7. Stock Up on Enough Inventory
Don’t cross your fingers, and hope you have enough inventory to make it through the holiday season. If you end up going out of stock midway through the holiday, you will potentially miss out on revenue opportunities, and then, of course, the customer will be disappointed that they can’t get what they were looking for.
Reference any available data from November and December of 2022 to establish a baseline for your order volume, but also research predicted trends for the year’s end.
8. Prepare Shipping Logistics
The United States Postal Service handled 11.7 billion mailpieces and packages during the 2022 holiday season. Consumers want their packages as quickly as possible and don’t particularly care that every shipping service is at or over capacity. In fact, the average waiting time for customer orders across all product categories decreased from 2.36 days in 2022 to 2.15 days in 2023.
Adjust your order cutoffs and shipping deadlines accordingly to provide the service your customers expect from your brand.
Holiday Marketing Campaign Example
Fenty’s marketing strategies are always worth mentioning.

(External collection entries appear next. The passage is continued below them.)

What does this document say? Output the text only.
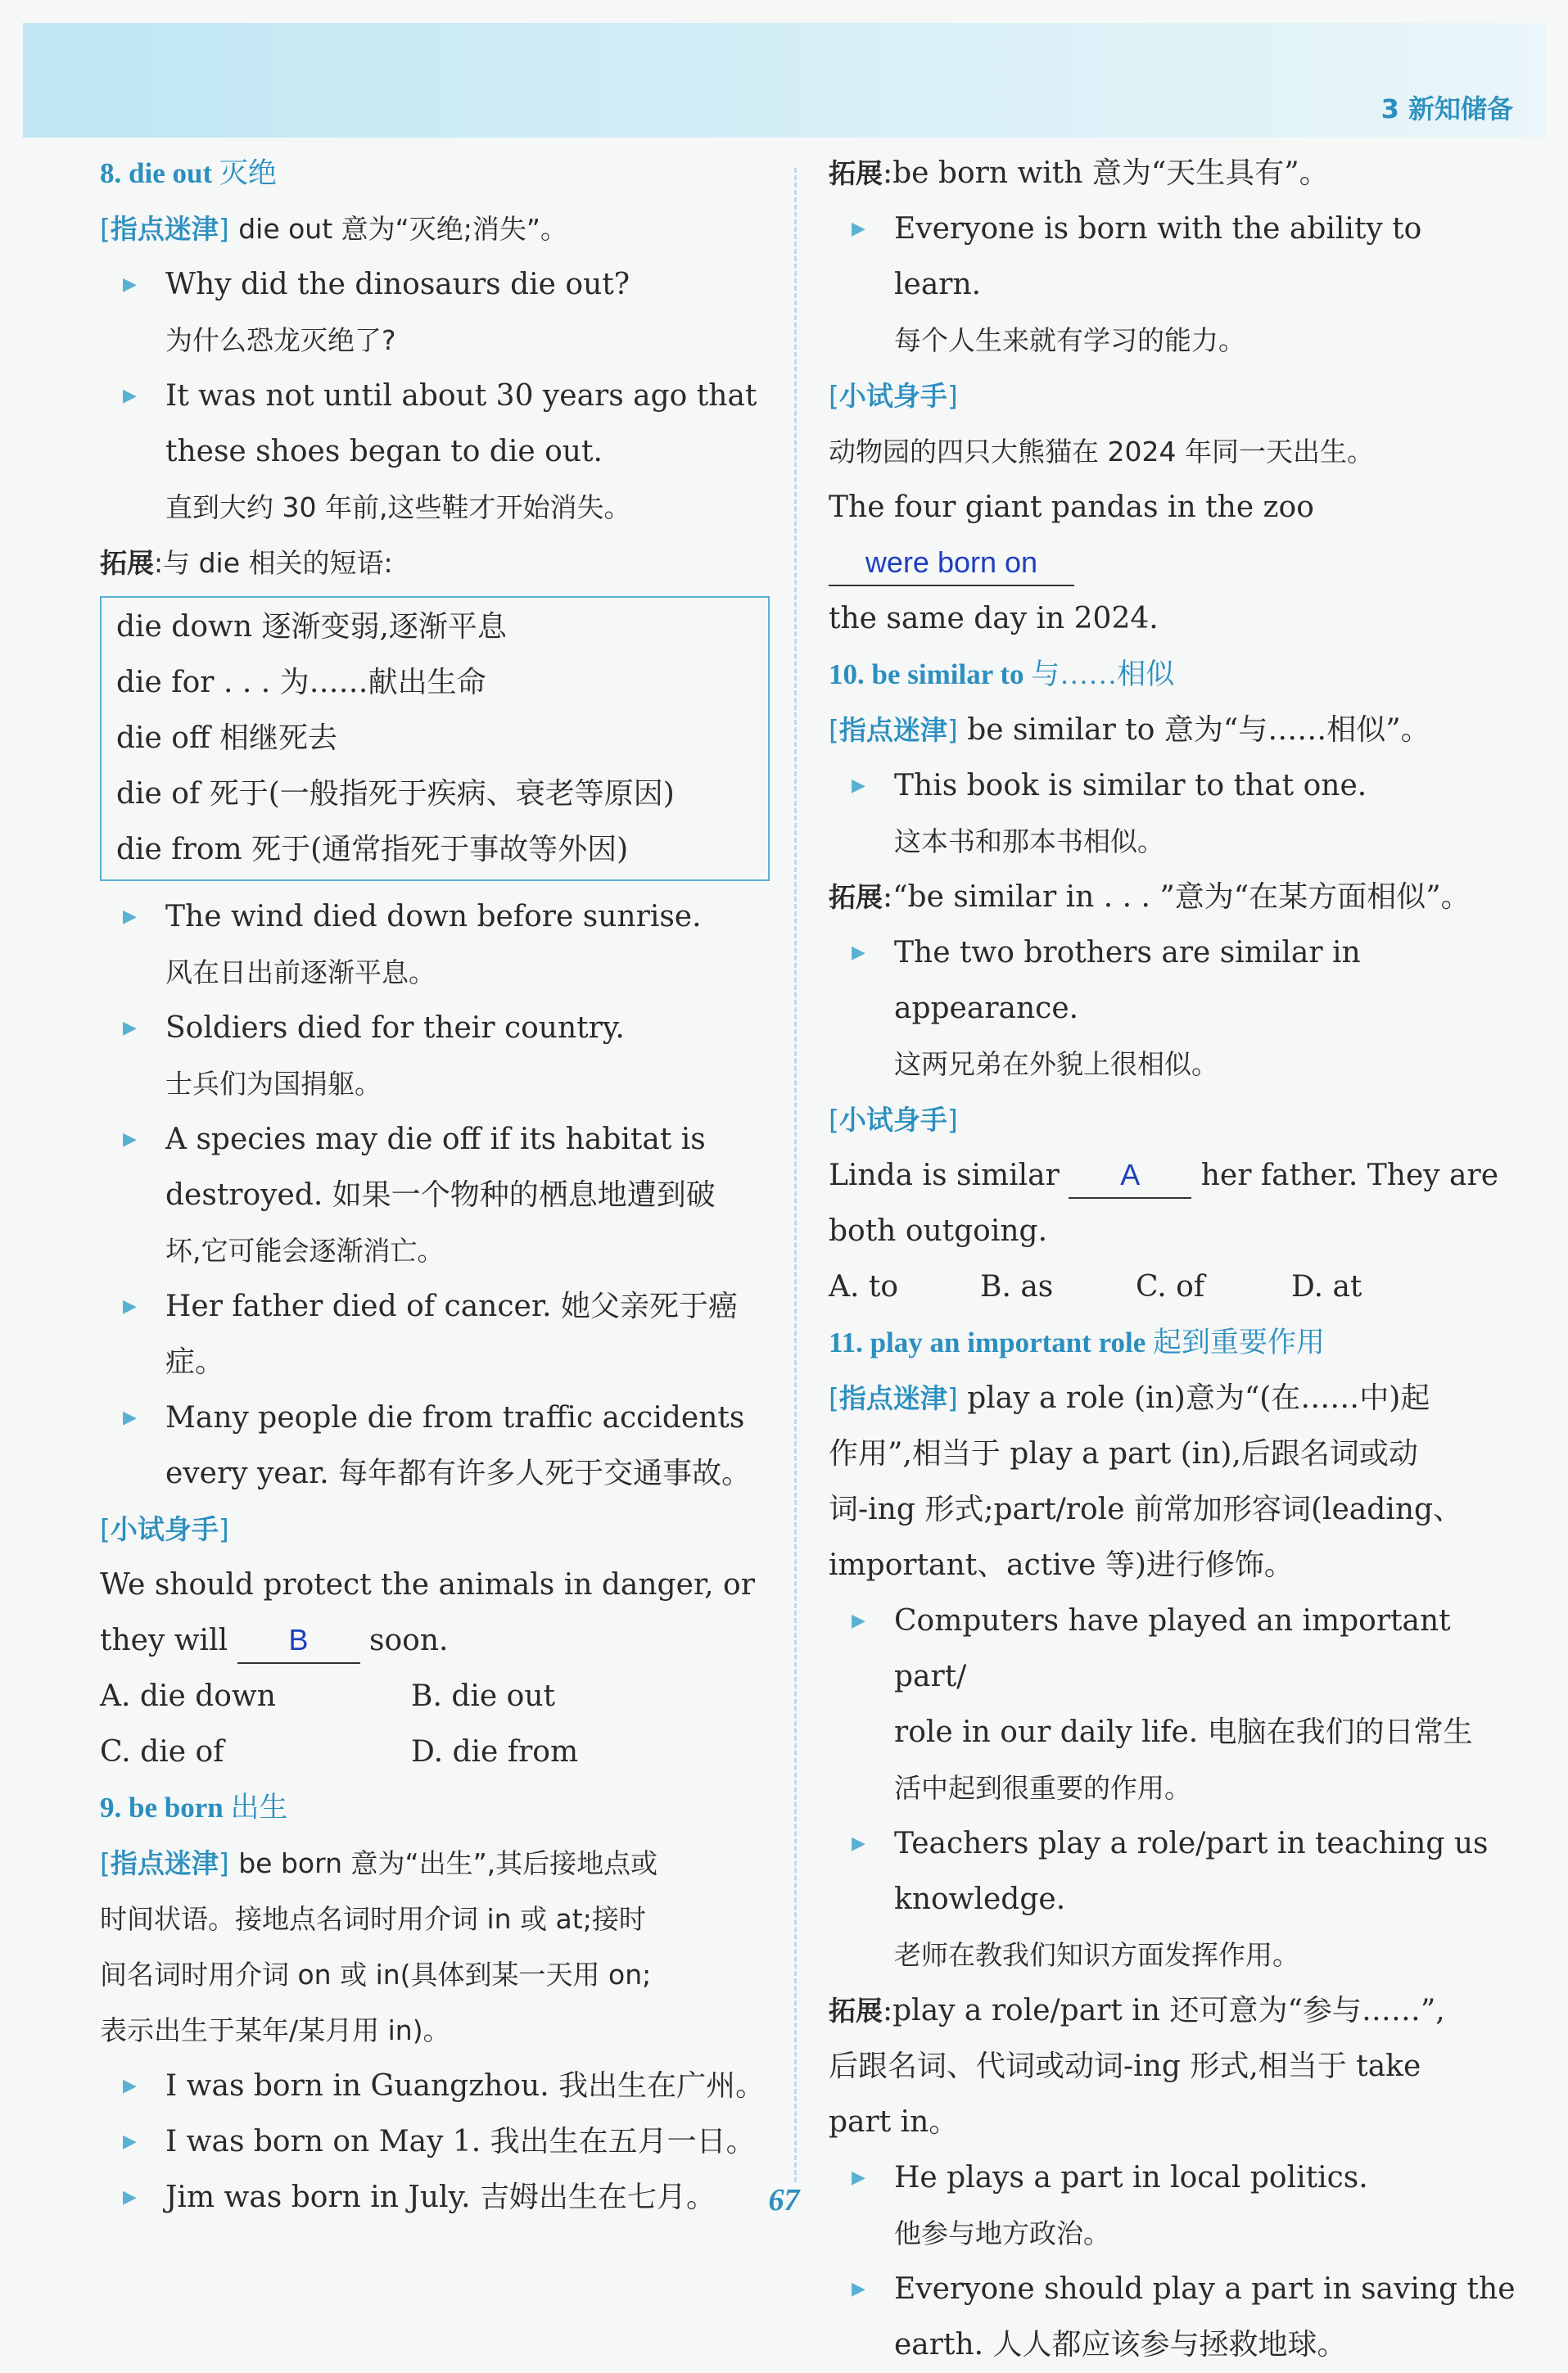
3 新知储备

8. die out 灭绝

[ 指点迷津 ] die out 意为“灭绝;消失”。

▶ Why did the dinosaurs die out?
为什么恐龙灭绝了?
▶ It was not until about 30 years ago that
these shoes began to die out.
直到大约 30 年前,这些鞋才开始消失。

拓展:与 die 相关的短语:

die down 逐渐变弱,逐渐平息

die for . . . 为……献出生命

die off 相继死去

die of 死于(一般指死于疾病、衰老等原因)

die from 死于(通常指死于事故等外因)

▶ The wind died down before sunrise.
风在日出前逐渐平息。
▶ Soldiers died for their country.
士兵们为国捐躯。
▶ A species may die off if its habitat is
destroyed. 如果一个物种的栖息地遭到破
坏,它可能会逐渐消亡。
▶ Her father died of cancer. 她父亲死于癌症。
▶ Many people die from traffic accidents
every year. 每年都有许多人死于交通事故。

[ 小试身手 ]

We should protect the animals in danger, or

they will B soon.

A. die down	B. die out
C. die of	D. die from

9. be born 出生

[ 指点迷津 ] be born 意为“出生”,其后接地点或

时间状语。接地点名词时用介词 in 或 at;接时

间名词时用介词 on 或 in(具体到某一天用 on;

表示出生于某年/某月用 in)。

▶ I was born in Guangzhou. 我出生在广州。
▶ I was born on May 1. 我出生在五月一日。
▶ Jim was born in July. 吉姆出生在七月。

拓展:be born with 意为“天生具有”。

▶ Everyone is born with the ability to learn.
每个人生来就有学习的能力。

[ 小试身手 ]

动物园的四只大熊猫在 2024 年同一天出生。

The four giant pandas in the zoo were born on

the same day in 2024.

10. be similar to 与……相似

[ 指点迷津 ] be similar to 意为“与……相似”。

▶ This book is similar to that one.
这本书和那本书相似。

拓展:“be similar in . . . ”意为“在某方面相似”。

▶ The two brothers are similar in appearance.
这两兄弟在外貌上很相似。

[ 小试身手 ]

Linda is similar A her father. They are

both outgoing.

A. to	B. as	C. of	D. at

11. play an important role 起到重要作用

[ 指点迷津 ] play a role (in)意为“(在……中)起

作用”,相当于 play a part (in),后跟名词或动

词-ing 形式;part/role 前常加形容词(leading、

important、active 等)进行修饰。

▶ Computers have played an important part/
role in our daily life. 电脑在我们的日常生
活中起到很重要的作用。
▶ Teachers play a role/part in teaching us
knowledge.
老师在教我们知识方面发挥作用。

拓展:play a role/part in 还可意为“参与……”,

后跟名词、代词或动词-ing 形式,相当于 take

part in。

▶ He plays a part in local politics.
他参与地方政治。
▶ Everyone should play a part in saving the
earth. 人人都应该参与拯救地球。
67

Their holiday campaigns are no different.
The popular makeup brand launched what they’ve been calling the “Holla’day collection,” or “Holla’fame holiday collection” that features some holy grail products their customers love and even some new ones in limited edition packaging, sizes, and bundles.
Takeaways from Fenty
- Use the holiday as a season to restyle your product packaging
- Create a catchy brand campaign name that you wouldn’t mind sharing online.
- Use several channels to promote your campaign, like email, social media, and website.
- Try to bundle products if possible to sell gift packages/combos
The Final Word
The holiday season is your final chance to meet your 2023 revenue goals. Make sure you have everything from this checklist and prepare your ecommerce store for a very busy time.
Start getting things in place, from your product photography to packaging to customer support. By being prepared early, you leave yourself plenty of time to make last-minute adjustments.